The Woman Who Called It

Angela Strange is a General Partner at Andreessen Horowitz, and she has made a habit of saying true things before most people are ready to hear them. In 2019, she published an essay titled "Every Company Will Be a Fintech Company." It was treated, at the time, as a bold prediction. By 2024, it reads like a description of the present.

Her argument was precise and mechanical - fitting for someone who holds an engineering degree. Just as Amazon Web Services lowered the barrier to building software by making infrastructure a service, a new generation of financial rails - Plaid, Synapse, Stripe - was making it possible for any company to offer banking, lending, and payments without a charter, a compliance team, or decades of technical debt. The fintech prize was no longer reserved for banks. It was open to everyone.

That essay is now one of the most cited pieces in venture capital.
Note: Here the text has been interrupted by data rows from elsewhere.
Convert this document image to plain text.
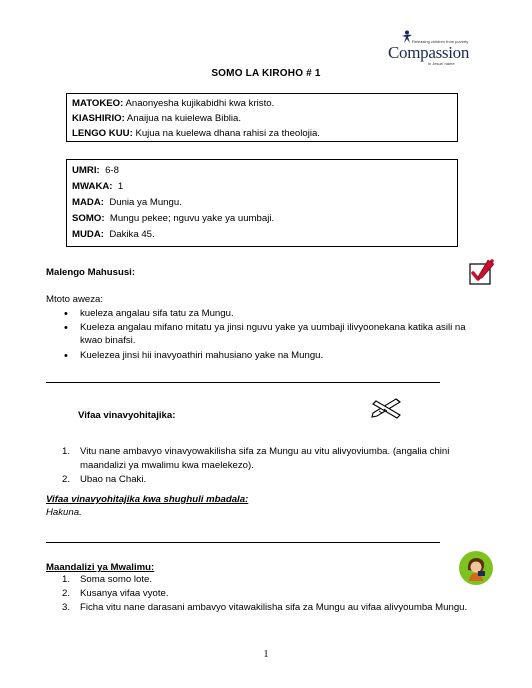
Releasing children from poverty
Compassion
in Jesus' name
SOMO LA KIROHO # 1
MATOKEO: Anaonyesha kujikabidhi kwa kristo.
KIASHIRIO: Anaijua na kuielewa Biblia.
LENGO KUU: Kujua na kuelewa dhana rahisi za theolojia.
UMRI: 6-8
MWAKA: 1
MADA: Dunia ya Mungu.
SOMO: Mungu pekee; nguvu yake ya uumbaji.
MUDA: Dakika 45.
Malengo Mahususi:
Mtoto aweza:
• kueleza angalau sifa tatu za Mungu.
• Kueleza angalau mifano mitatu ya jinsi nguvu yake ya uumbaji ilivyoonekana katika asili na
kwao binafsi.
• Kuelezea jinsi hii inavyoathiri mahusiano yake na Mungu.
Vifaa vinavyohitajika:
1. Vitu nane ambavyo vinavyowakilisha sifa za Mungu au vitu alivyoviumba. (angalia chini
maandalizi ya mwalimu kwa maelekezo).
2. Ubao na Chaki.
Vifaa vinavyohitajika kwa shughuli mbadala:
Hakuna.
Maandalizi ya Mwalimu:
1. Soma somo lote.
2. Kusanya vifaa vyote.
3. Ficha vitu nane darasani ambavyo vitawakilisha sifa za Mungu au vifaa alivyoumba Mungu.
1
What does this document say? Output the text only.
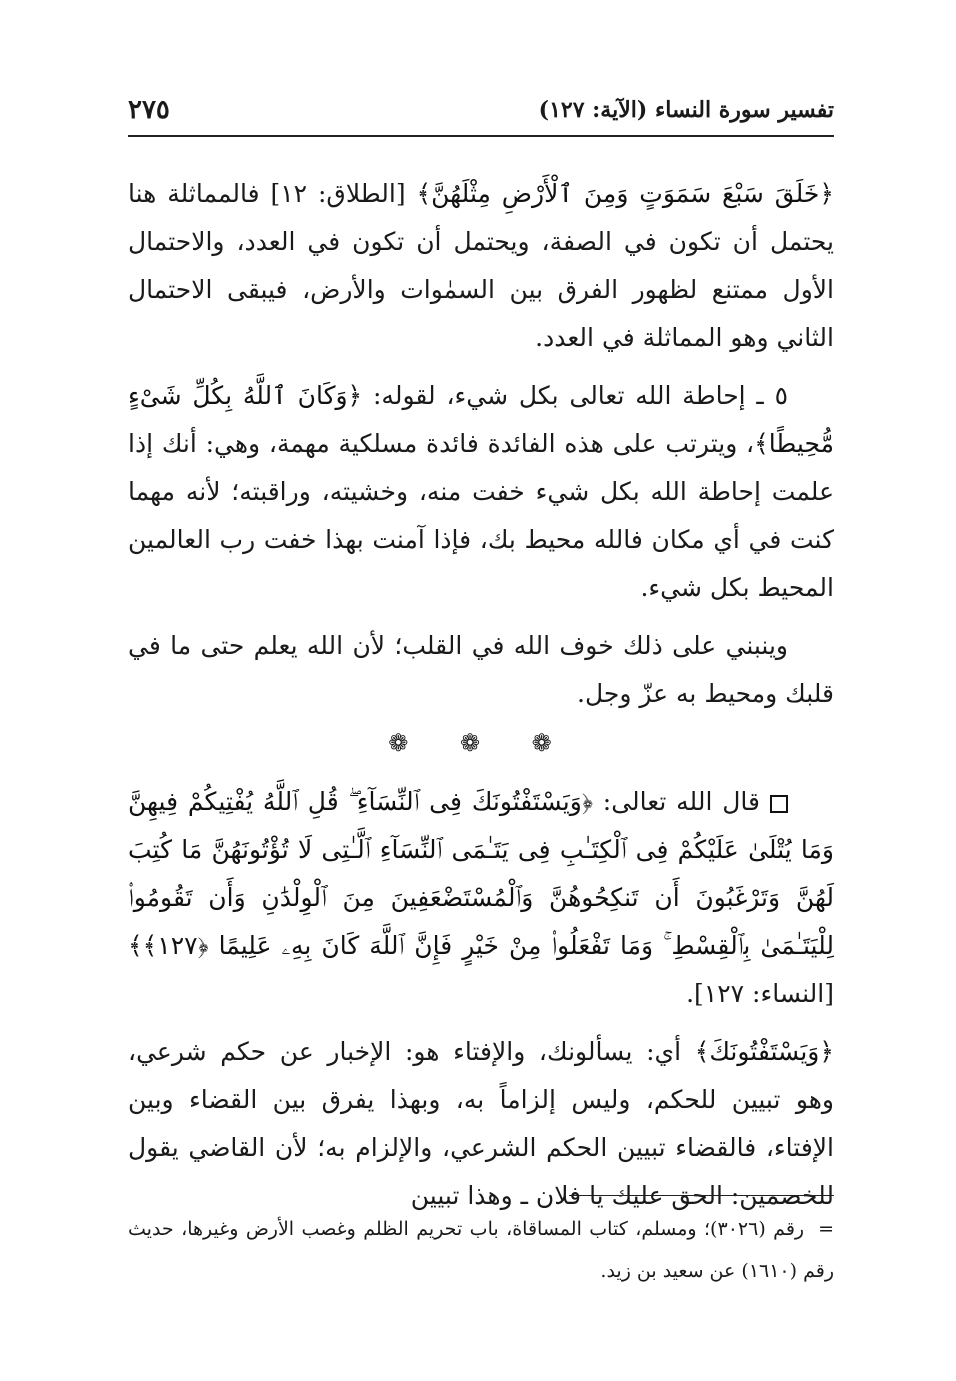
تفسير سورة النساء (الآية: ١٢٧)
٢٧٥

﴿خَلَقَ سَبْعَ سَمَوَتٍ وَمِنَ ٱلْأَرْضِ مِثْلَهُنَّ﴾ [الطلاق: ١٢] فالمماثلة هنا يحتمل أن تكون في الصفة، ويحتمل أن تكون في العدد، والاحتمال الأول ممتنع لظهور الفرق بين السمٰوات والأرض، فيبقى الاحتمال الثاني وهو المماثلة في العدد.

٥ ـ إحاطة الله تعالى بكل شيء، لقوله: ﴿وَكَانَ ٱللَّهُ بِكُلِّ شَىْءٍ مُّحِيطًا﴾، ويترتب على هذه الفائدة فائدة مسلكية مهمة، وهي: أنك إذا علمت إحاطة الله بكل شيء خفت منه، وخشيته، وراقبته؛ لأنه مهما كنت في أي مكان فالله محيط بك، فإذا آمنت بهذا خفت رب العالمين المحيط بكل شيء.

وينبني على ذلك خوف الله في القلب؛ لأن الله يعلم حتى ما في قلبك ومحيط به عزّ وجل.

❁ ❁ ❁

قال الله تعالى: ﴿وَيَسْتَفْتُونَكَ فِى ٱلنِّسَآءِ ۖ قُلِ ٱللَّهُ يُفْتِيكُمْ فِيهِنَّ وَمَا يُتْلَىٰ عَلَيْكُمْ فِى ٱلْكِتَـٰبِ فِى يَتَـٰمَى ٱلنِّسَآءِ ٱلَّـٰتِى لَا تُؤْتُونَهُنَّ مَا كُتِبَ لَهُنَّ وَتَرْغَبُونَ أَن تَنكِحُوهُنَّ وَٱلْمُسْتَضْعَفِينَ مِنَ ٱلْوِلْدَٰنِ وَأَن تَقُومُوا۟ لِلْيَتَـٰمَىٰ بِٱلْقِسْطِ ۚ وَمَا تَفْعَلُوا۟ مِنْ خَيْرٍ فَإِنَّ ٱللَّهَ كَانَ بِهِۦ عَلِيمًا ﴿١٢٧﴾﴾ [النساء: ١٢٧].

﴿وَيَسْتَفْتُونَكَ﴾ أي: يسألونك، والإفتاء هو: الإخبار عن حكم شرعي، وهو تبيين للحكم، وليس إلزاماً به، وبهذا يفرق بين القضاء وبين الإفتاء، فالقضاء تبيين الحكم الشرعي، والإلزام به؛ لأن القاضي يقول للخصمين: الحق عليك يا فلان ـ وهذا تبيين

=رقم (٣٠٢٦)؛ ومسلم، كتاب المساقاة، باب تحريم الظلم وغصب الأرض وغيرها، حديث رقم (١٦١٠) عن سعيد بن زيد.
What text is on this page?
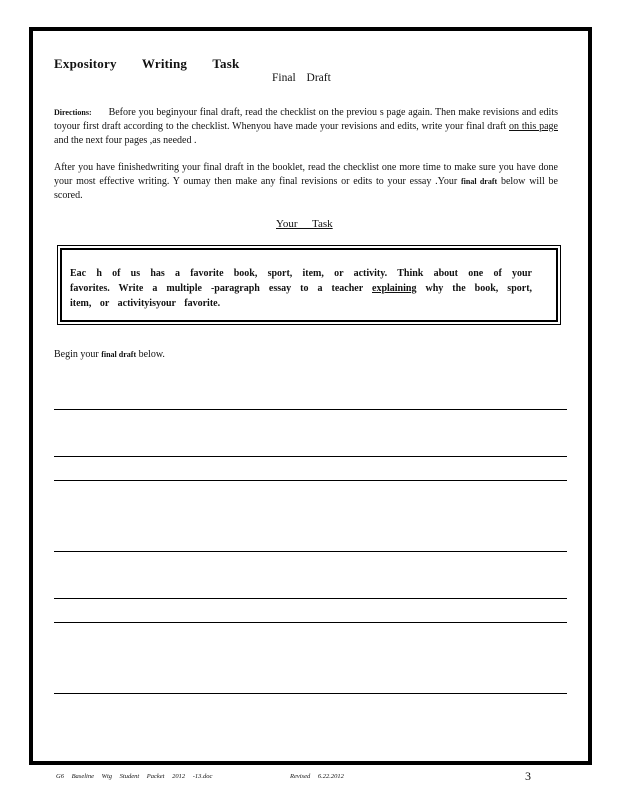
Expository Writing Task
Final Draft
Directions: Before you beginyour final draft, read the checklist on the previou s page again. Then make revisions and edits toyour first draft according to the checklist. Whenyou have made your revisions and edits, write your final draft on this page and the next four pages ,as needed .
After you have finishedwriting your final draft in the booklet, read the checklist one more time to make sure you have done your most effective writing. Y oumay then make any final revisions or edits to your essay .Your final draft below will be scored.
Your Task
Eac h of us has a favorite book, sport, item, or activity. Think about one of your favorites. Write a multiple -paragraph essay to a teacher explaining why the book, sport, item, or activityisyour favorite.
Begin your final draft below.
G6 Baseline Wtg Student Packet 2012 -13.doc	Revised 6.22.2012	3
But Strange had been thinking in these terms long before she wrote it down.

Not a Typical GP

Most venture capitalists arrive through finance or consulting. Strange arrived through mechanics, then running, then Google. She studied mechanical engineering at Queen's University in Ontario - an unusual foundation for a career in capital allocation. Engineers think in systems, constraints, and load tolerance. So does Strange.

After her MBA at Stanford, she joined Bay Partners as a Senior Associate focused on consumer internet. Then came Ruba.com, a travel startup where she ran product and business development. Google acquired Ruba in 2010, and she stayed to become a Product Manager on the Chrome team. The products she launched - Chrome for Android and Chrome for iOS - became two of Google's most successful mobile applications. Hundreds of millions of people use them daily without knowing her name. That is a particular kind of achievement: invisible scale.

She joined a16z in November 2014. She has been a General Partner there for over a decade - a tenure that, in the venture business, is a credential of its own.

"The future of financial services isn't about applying AI to old systems. It's about building a new operating system where AI is the foundation."
- Angela Strange, a16z Fintech Newsletter, 2025

The Thesis That Keeps Being Right

The original fintech thesis worked because it identified an infrastructure shift, not just a product category. Strange drew the parallel explicitly: AWS didn't just help tech companies - it enabled any company to run software at scale. The new financial infrastructure companies were doing the same thing for banking. A mattress company could now offer a mattress loan. A payroll platform could offer a bank account. A marketplace could hold escrow without building the escrow system from scratch.

She has been tracking the same pattern with AI. Her more recent writing asks a question that sounds simple until you try to answer it: how will my agent pay for things? If an AI agent books your travel, orders your groceries, or negotiates a contract on your behalf, it needs to be able to transact. That requires identity verification, payment rails, credit limits, fraud detection - the entire infrastructure stack, reimagined for non-human principals. She calls this the "agentic payments stack," and she expects it to be one of the defining infrastructure build-outs of the next five years.

Her investments reflect this. She sits on the board of Moov, which is building open-source financial infrastructure. Sardine, which handles AI-driven fraud and compliance. Jeeves, global corporate spend management for multi-national teams. Valon, a mortgage servicer rebuilding the back-office of home loans. hyperexponential, which modernizes insurance pricing with software. Addi, buy-now-pay-later for Latin America. Cygnvs, cyber incident response. Vesta, mortgage pricing infrastructure. The throughline: companies replacing the plumbing of financial services with something that actually works.

The LATAM Bet

Strange has been vocal about Latin America longer than most of her Silicon Valley peers. Brazil's fintech ecosystem - built partly on government-mandated open banking and a culture of mobile-first financial behavior - represented exactly the kind of infrastructure-enabled disruption she had been theorizing about. She has backed LATAM founders and written about the region's structural tailwinds at a time when many US investors were still treating it as exotic.

She is co-chair of C100, a non-profit that connects Canadian tech entrepreneurs with Silicon Valley resources. In 2016, she was appointed to the Advisory Council on Economic Growth for Canada's Finance Minister - a rare overlap between venture capital and public policy that she seems to have earned through substantive expertise rather than proximity to power.

On Chrome and Operator Instincts

Her time at Google is worth lingering on. Chrome for mobile was not a given success. The browser market was competitive, the mobile landscape was fragmenting, and there were genuine questions about whether Google's desktop product could translate to a constrained, touch-based environment. Strange helped answer those questions by shipping. That operator background - knowing what it feels like to own a product, to fight for roadmap priority, to ship something used by millions - gives her a different kind of pattern recognition than a GP who has only ever been on the other side of the table.

Founders notice. She writes with the specificity of someone who has built things, not just funded them.